Doing a search, found the 325 manual (not available on the Sargent site as far as I can find now) and they do mention the 18V on it.

"The EC325PSU incorporates an intelligent 'offline' battery charger that disconnects the leisure
equipment from the battery while it is being charged. This process allows the charger to use higher
charging voltages and to accurately control the charging current. No other equipment may be
connected directly to the battery while charging is taking place. This intelligent battery charger draws
power from the power converter (see 3.4) when the mains 230v supply is turned on and from the
vehicle alternator when the engine is running, therefore the leisure battery is always charged via the
intelligent battery charger.
Higher voltages may be present at the battery (<=18v). Do not connect ANY equipment to the battery
while the charger is operating. Failure to comply with this warning may lead to equipment damage and

damage and will affect the battery charger performance"
Must assume that this feature is not enabled when the Vehicle Battery ("Aux" on the CP) is selected to avoid damaging anything connected to the Vehicle Battery?

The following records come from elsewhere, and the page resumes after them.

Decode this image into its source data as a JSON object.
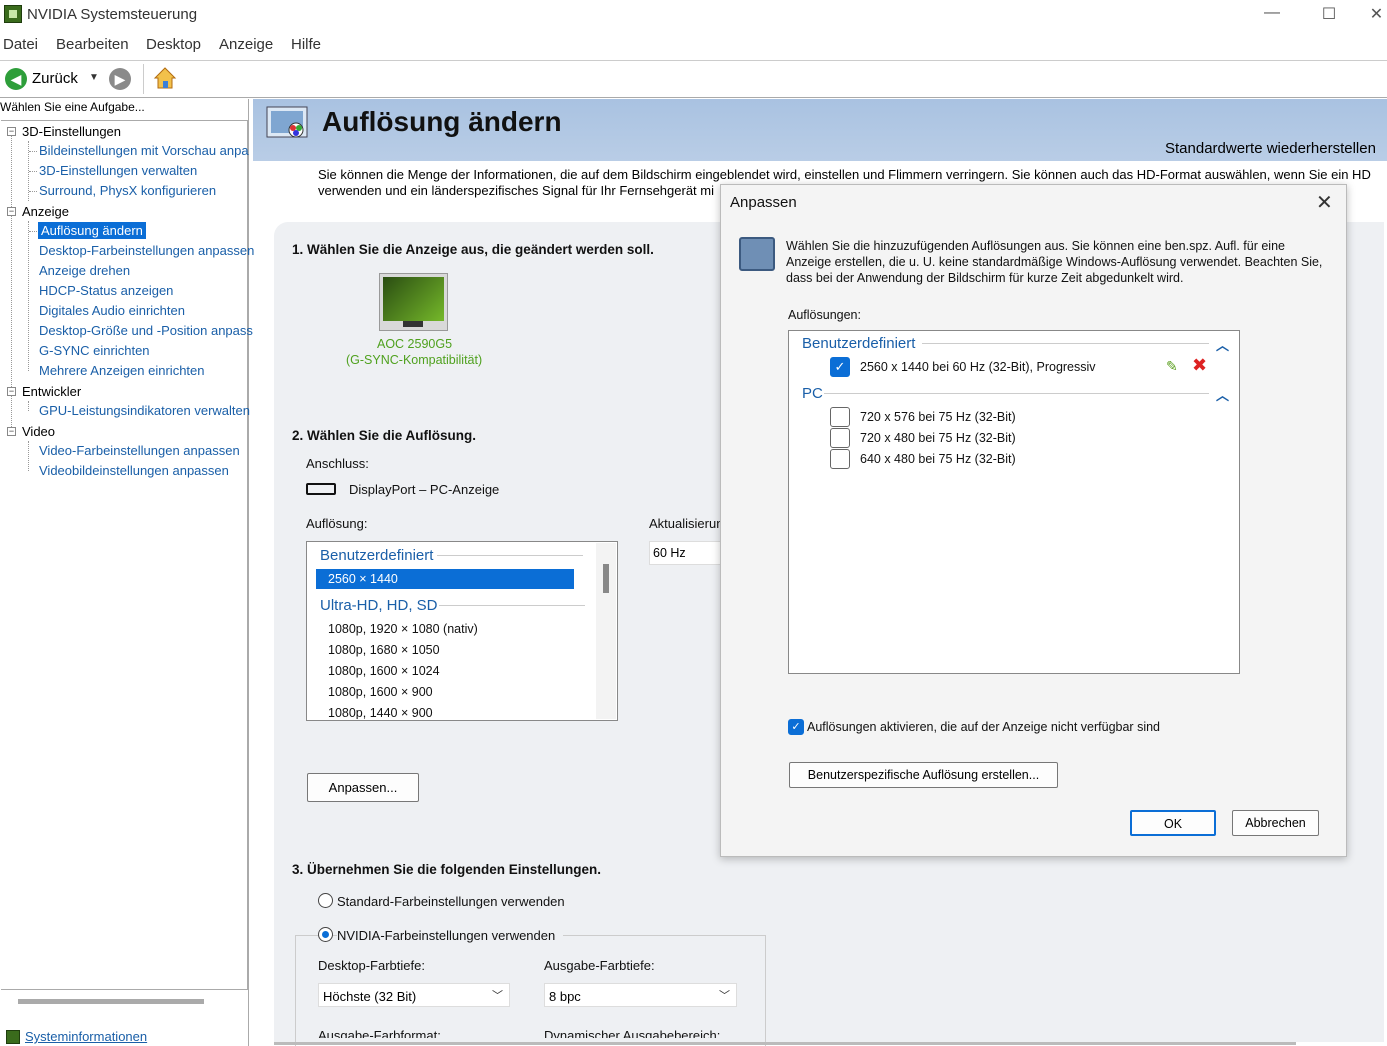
{
  "window": {
    "title": "NVIDIA Systemsteuerung",
    "minimize": "—",
    "maximize": "☐",
    "close": "✕"
  },
  "menu": [
    "Datei",
    "Bearbeiten",
    "Desktop",
    "Anzeige",
    "Hilfe"
  ],
  "toolbar": {
    "back_label": "Zurück",
    "dropdown": "▼"
  },
  "left": {
    "task_label": "Wählen Sie eine Aufgabe...",
    "tree": [
      {
        "label": "3D-Einstellungen",
        "children": [
          "Bildeinstellungen mit Vorschau anpa",
          "3D-Einstellungen verwalten",
          "Surround, PhysX konfigurieren"
        ]
      },
      {
        "label": "Anzeige",
        "children": [
          "Auflösung ändern",
          "Desktop-Farbeinstellungen anpassen",
          "Anzeige drehen",
          "HDCP-Status anzeigen",
          "Digitales Audio einrichten",
          "Desktop-Größe und -Position anpass",
          "G-SYNC einrichten",
          "Mehrere Anzeigen einrichten"
        ]
      },
      {
        "label": "Entwickler",
        "children": [
          "GPU-Leistungsindikatoren verwalten"
        ]
      },
      {
        "label": "Video",
        "children": [
          "Video-Farbeinstellungen anpassen",
          "Videobildeinstellungen anpassen"
        ]
      }
    ],
    "selected": "Auflösung ändern",
    "sysinfo": "Systeminformationen"
  },
  "main": {
    "title": "Auflösung ändern",
    "restore": "Standardwerte wiederherstellen",
    "intro_line1": "Sie können die Menge der Informationen, die auf dem Bildschirm eingeblendet wird, einstellen und Flimmern verringern. Sie können auch das HD-Format auswählen, wenn Sie ein HD",
    "intro_line2": "verwenden und ein länderspezifisches Signal für Ihr Fernsehgerät mi",
    "step1": "1. Wählen Sie die Anzeige aus, die geändert werden soll.",
    "monitor_name": "AOC 2590G5",
    "monitor_sub": "(G-SYNC-Kompatibilität)",
    "step2": "2. Wählen Sie die Auflösung.",
    "connection_label": "Anschluss:",
    "connection_value": "DisplayPort – PC-Anzeige",
    "resolution_label": "Auflösung:",
    "refresh_label": "Aktualisierun",
    "refresh_value": "60 Hz",
    "res_groups": [
      {
        "label": "Benutzerdefiniert",
        "items": [
          "2560 × 1440"
        ]
      },
      {
        "label": "Ultra-HD, HD, SD",
        "items": [
          "1080p, 1920 × 1080 (nativ)",
          "1080p, 1680 × 1050",
          "1080p, 1600 × 1024",
          "1080p, 1600 × 900",
          "1080p, 1440 × 900"
        ]
      }
    ],
    "customize_button": "Anpassen...",
    "step3": "3. Übernehmen Sie die folgenden Einstellungen.",
    "radio_standard": "Standard-Farbeinstellungen verwenden",
    "radio_nvidia": "NVIDIA-Farbeinstellungen verwenden",
    "desktop_depth_label": "Desktop-Farbtiefe:",
    "desktop_depth_value": "Höchste (32 Bit)",
    "output_depth_label": "Ausgabe-Farbtiefe:",
    "output_depth_value": "8 bpc",
    "output_format_label": "Ausgabe-Farbformat:",
    "dynamic_range_label": "Dynamischer Ausgabebereich:"
  },
  "dialog": {
    "title": "Anpassen",
    "description": "Wählen Sie die hinzuzufügenden Auflösungen aus. Sie können eine ben.spz. Aufl. für eine Anzeige erstellen, die u. U. keine standardmäßige Windows-Auflösung verwendet. Beachten Sie, dass bei der Anwendung der Bildschirm für kurze Zeit abgedunkelt wird.",
    "list_label": "Auflösungen:",
    "group_custom": "Benutzerdefiniert",
    "custom_item": "2560 x 1440 bei 60 Hz (32-Bit), Progressiv",
    "group_pc": "PC",
    "pc_items": [
      "720 x 576 bei 75 Hz (32-Bit)",
      "720 x 480 bei 75 Hz (32-Bit)",
      "640 x 480 bei 75 Hz (32-Bit)"
    ],
    "enable_unavailable": "Auflösungen aktivieren, die auf der Anzeige nicht verfügbar sind",
    "create_custom": "Benutzerspezifische Auflösung erstellen...",
    "ok": "OK",
    "cancel": "Abbrechen"
  },
  "colors": {
    "accent": "#0b6ed6",
    "link": "#1a5fa8",
    "nvidia_green": "#76b900",
    "banner": "#b0c7e3"
  }
}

Have to say I would not describe that as a "very sophisticated mains charger" and not surprised that:
1) The Charger in the replacement EC328 is a normal (proper!) multi-stage charger and
2) While various EC Units are available for exchange from Sargent, the EC325 is not and owners are directed to the EC328.
Sounds to me like an even bigger reason to get a replacement Mains Charger if you have a EC325!
Also this 'feature' is in place via the split-charge system interestingly, so a replacement Relay or B2B could be a good idea as well.